落ちこぼれ悪役令嬢、辺境の地で覚醒する~冷徹公爵令嬢、荒廃領地を立て直し、いつの間にか溺愛されてました?~
藤宮かすみ
第1話
「お帰りなさいませ、お嬢様」
馬車の扉を開け放たれた先、見慣れたはずの館の入り口に立つ老いた執事、セバスチャンの声に、エミリア・ロゼンクロイツは安堵とも脱力ともつかない息をついた。王都を出て数日。慣れない馬車の揺れと、それ以上に心の消耗が、全身を疲弊させていた。
「ただいま、セバスチャン」
掠れた声で応じると、セバスチャンは変わらぬ丁寧な所作で一礼した。彼の変わらない姿だけが、この世界で唯一、自分を受け入れてくれるもののような気がして、エミリアは胸の奥が締め付けられるのを感じた。
数日前、エミリアは王都で華やかな生活を送る公爵令嬢だった。王太子アルフレッド殿下の婚約者として、将来の王妃候補と目され、多くの羨望と嫉妬の視線を集めていた。しかし、それは全て偽りの姿だった。
学園の卒業パーティでの出来事を思い出し、エミリアは奥歯を噛み締める。地味で目立たない伯爵令嬢、リリアン・シュワルツ。彼女がアルフレッド殿下に寄り添い、涙ながらにエミリアの「悪行」を告発したのだ。曰く、リリアンへの陰湿ないじめ、王太子への不敬な態度、そして何よりも許しがたいことに、国外の勢力との内通疑惑。
身に覚えのないことばかりだったが、アルフレッド殿下はリリアンの言葉を鵜呑みにし、証拠と称して突きつけられた捏造された手紙や証言により、エミリアは公衆の面前で婚約破棄を突きつけられ、「悪役令嬢」としてこの国から追放されることを言い渡されたのだ。
反論する機会すら与えられず、ただ罵詈雑言を浴びせられた。あの時の、アルフレッド殿下の冷たい視線、リリアンの勝ち誇ったような顔、そして周囲の貴族たちの嘲笑が、今も脳裏に焼き付いている。
「もう、王都には戻りたくない…」
小さく呟いたエミリアの言葉は、セバスチャンに届いていたかどうか。彼は何も言わず、ただエミリアの荷物を受け取った。

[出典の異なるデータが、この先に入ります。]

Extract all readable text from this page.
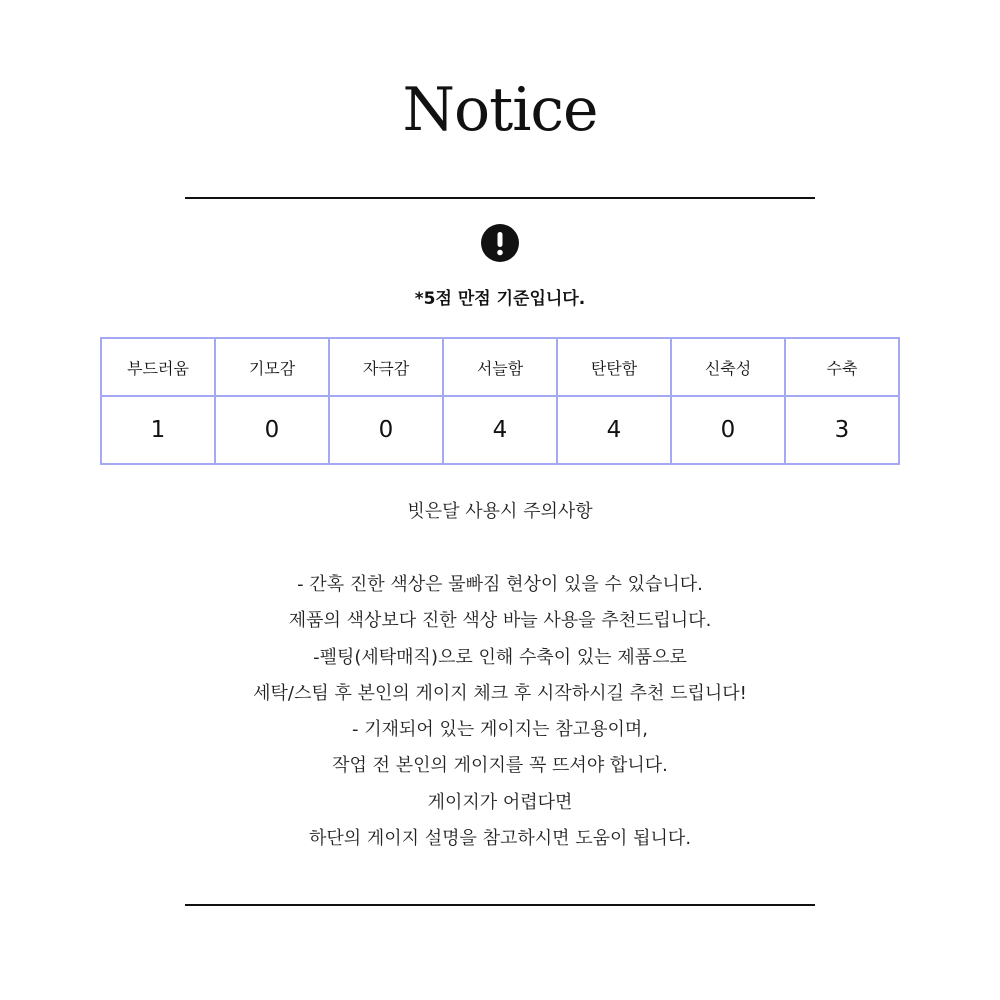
Notice
*5점 만점 기준입니다.
부드러움	기모감	자극감	서늘함	탄탄함	신축성	수축
1	0	0	4	4	0	3
빗은달 사용시 주의사항
- 간혹 진한 색상은 물빠짐 현상이 있을 수 있습니다.
제품의 색상보다 진한 색상 바늘 사용을 추천드립니다.
-펠팅(세탁매직)으로 인해 수축이 있는 제품으로
세탁/스팀 후 본인의 게이지 체크 후 시작하시길 추천 드립니다!
- 기재되어 있는 게이지는 참고용이며,
작업 전 본인의 게이지를 꼭 뜨셔야 합니다.
게이지가 어렵다면
하단의 게이지 설명을 참고하시면 도움이 됩니다.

館の中も、王都の邸宅のような華やかさはなく、質素でどこか寂しい雰囲気が漂っていた。以前はもっと活気があったはずだが、記憶にある風景とは少し違っているような気がした。
「お父様は?」
「旦那様は、奥の間に。しかし、最近は床に伏せられている日が多く…」
セバスチャンの言葉に、エミリアは眉をひそめた。父であるロゼンクロイツ伯爵は、以前から体が丈夫ではなかったが、そこまでひどい状態だとは聞いていなかった。
父との再会は、エミリアの予想以上に痛ましいものだった。痩せ細り、生気を失った父は、以前の威厳ある姿とは似ても似つかなかった。
「エミリア…無事だったか…」
掠れた声で絞り出された言葉に、エミリアは思わず父の手を握った。冷たく、骨ばった手に、父がどれほど苦しんでいるのかが伝わってきた。
「お父様…私です、エミリアです」
「大きくなったな…」
父は、まるで幼い頃のエミリアを見ているかのような目で、優しく微笑んだ。その微笑みに、エミリアは涙が込み上げてくるのを抑えきれなかった。
父は病に伏せ、領地の運営は滞っているという。さらに、セバスチャンの話を聞くにつけ、領地の状況はエミリアの想像以上に深刻であることがわかった。
「凶作が続いております。気候が不安定で、作物が十分に育たず、領民の暮らしは困窮しております」
「それに、隣国であるルーメン王国との小競り合いも頻繁に…国境付近の村では、不安が広がっています」
セバスチャンの言葉に、エミリアは愕然とした。王都での華やかな生活の裏で、故郷がこれほどまでに苦しんでいたとは、全く知らなかったのだ。
「どうして、もっと早く教えてくださらなかったのですか?」
「旦那様は、お嬢様に心配をかけまいと…それに、王都でのご活躍を聞くにつけ、この辺境の地の苦境など、些細なことだとお考えになられたようで…」
セバスチャンの言葉に、エミリアは胸が締め付けられた。自分は王都で浮かれ騒いでいた間に、父は病と闘い、領民は飢えに苦しんでいたのか。
「私に、一体何ができるというの…」
絶望が再びエミリアを襲った。王都では「悪役令嬢」と罵られ追放され、故郷に戻れば、自分にはどうすることもできないほどの深刻な問題が山積している。自分は、どこにも居場所がない、無力な存在なのだと、エミリアは改めて痛感した。